Internal Revenue Code Section 72(t) imposes an additional tax of 10 percent on premature distributions (that is, distributions from retirement plans made before a taxpayer reaches the age of 59½).  Because Laura was not 59½ or older, the only way to avoid the additional tax was to try to satisfy one of the exceptions under IRC Section 72(t)(2).  One of those exceptions, Section 72(t)(2)(F), covers premature distributions for first-time homebuyers.  A first-time homebuyer may claim an exception for a lifetime distribution up to and including $10,000 (Section 72(t)(8)(B)).

To qualify for this exception, the distribution from a retirement account may not exceed $10,000 and must be used within 120 days of receipt to pay qualified acquisition costs relating to a principal residence for a first-time home buyer.  A “first-time homebuyer” is someone who hasn’t had a present ownership in a principal residence during the 2-year period ending on the date of acquisition of another principal residence.  “Qualified acquisition costs” include the costs of acquiring, constructing or reconstructing a residence.”  They also include reasonable settlement, financing or other closing costs. 

Laura failed to qualify for this exception on several counts.  First, although Laura claimed she used the $20,000 Morgan Stanley distribution for a down payment on the Kam Court property, she didn’t “own” the property because her name wasn’t on the deed.  Second, she wasn’t a first-time homebuyer, because she owned the Ellen Drive property within two years of the purchase of the Kam Court property.  Third, she didn’t use the $20,000 for qualified acquisition costs in the year the Kam Court property was purchased—2007.  And, as an aside, the Tax Court noted that even if Laura satisfied the exception, only $10,000 of the distribution, not $20,000, would be eligible under the exception. 

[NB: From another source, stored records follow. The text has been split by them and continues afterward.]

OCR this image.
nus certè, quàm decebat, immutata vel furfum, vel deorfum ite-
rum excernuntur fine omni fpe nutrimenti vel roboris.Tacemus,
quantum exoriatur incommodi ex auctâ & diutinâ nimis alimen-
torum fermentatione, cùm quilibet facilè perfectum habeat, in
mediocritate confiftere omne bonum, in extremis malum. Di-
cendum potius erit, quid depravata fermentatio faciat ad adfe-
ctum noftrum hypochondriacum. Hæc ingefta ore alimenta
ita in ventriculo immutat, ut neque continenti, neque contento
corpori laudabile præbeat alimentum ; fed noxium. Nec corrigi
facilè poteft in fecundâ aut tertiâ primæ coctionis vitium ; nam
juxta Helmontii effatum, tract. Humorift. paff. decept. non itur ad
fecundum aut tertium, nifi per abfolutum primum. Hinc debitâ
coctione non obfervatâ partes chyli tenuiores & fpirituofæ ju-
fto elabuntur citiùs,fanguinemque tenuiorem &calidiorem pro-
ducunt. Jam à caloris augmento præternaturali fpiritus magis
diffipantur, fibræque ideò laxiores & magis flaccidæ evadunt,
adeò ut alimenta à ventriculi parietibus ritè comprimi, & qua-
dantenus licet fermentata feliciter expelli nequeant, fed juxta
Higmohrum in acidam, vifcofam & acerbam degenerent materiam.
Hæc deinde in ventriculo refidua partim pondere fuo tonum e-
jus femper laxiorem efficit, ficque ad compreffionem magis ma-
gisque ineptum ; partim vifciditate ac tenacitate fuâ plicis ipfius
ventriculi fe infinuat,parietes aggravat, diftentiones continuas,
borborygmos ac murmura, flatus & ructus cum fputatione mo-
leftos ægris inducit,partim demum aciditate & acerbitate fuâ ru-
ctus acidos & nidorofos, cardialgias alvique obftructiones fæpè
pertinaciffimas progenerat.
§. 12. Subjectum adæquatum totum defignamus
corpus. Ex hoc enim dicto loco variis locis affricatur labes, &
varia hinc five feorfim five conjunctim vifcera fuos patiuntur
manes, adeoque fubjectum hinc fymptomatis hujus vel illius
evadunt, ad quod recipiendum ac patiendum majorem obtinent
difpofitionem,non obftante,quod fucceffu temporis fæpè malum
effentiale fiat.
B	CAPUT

As to the $256 early distribution from her Fidelity account, Laura presented no evidence to the Tax Court as to why she shouldn’t have to pay the 10 percent additional tax.  As such, the 10 percent additional tax penalty applied.

 

Accuracy-Related Penalty Applies

IRC Sections 6662(a) and 6662(b)(2) impose a 20 percent penalty on the part of a tax underpayment attributable to a “substantial” understatement of income tax.  “Substantial” under Section 6662(b)(2) means an understatement that exceeds the greater of 10 percent of the tax required to be shown on a return or $5,000.  There’s an exception to this provision: A taxpayer can demonstrate that she acted in good faith and there was reasonable cause for the underpayment.  “Reasonable cause” and “good faith” are made on a case-by-case basis. 

In this instance, the Tax Court noted that Laura had her tax returns prepared by

Pedro Aguilar of P.A. Mortgage, Inc.  Although she provided Pedro with some records and information, she didn’t give him the 2008 Forms 1099-MISC, Miscellaneous Income, issued by both Morgan Stanley and Fidelity.  To avoid accuracy-related penalties, a taxpayer must, among other things, provide “necessary and accurate information” to her advisor and actually rely in good faith on the advisor’s judgment.  Laura admitted that she didn’t review her 2008 tax return prior to filing it and testified that she should have reviewed it prior to signing it.  She also admitted that she was irresponsible in not giving Pedro all of the documents relevant to 2008, including Forms 1099-MISC and her Forms W-2 Wage and Tax Statement.  The court thus found that she didn’t rely in good faith and accordingly, there wasn’t reasonable cause for the underpayment.  As a result, Laura was liable for Section 6662(a) accuracy-related penalties.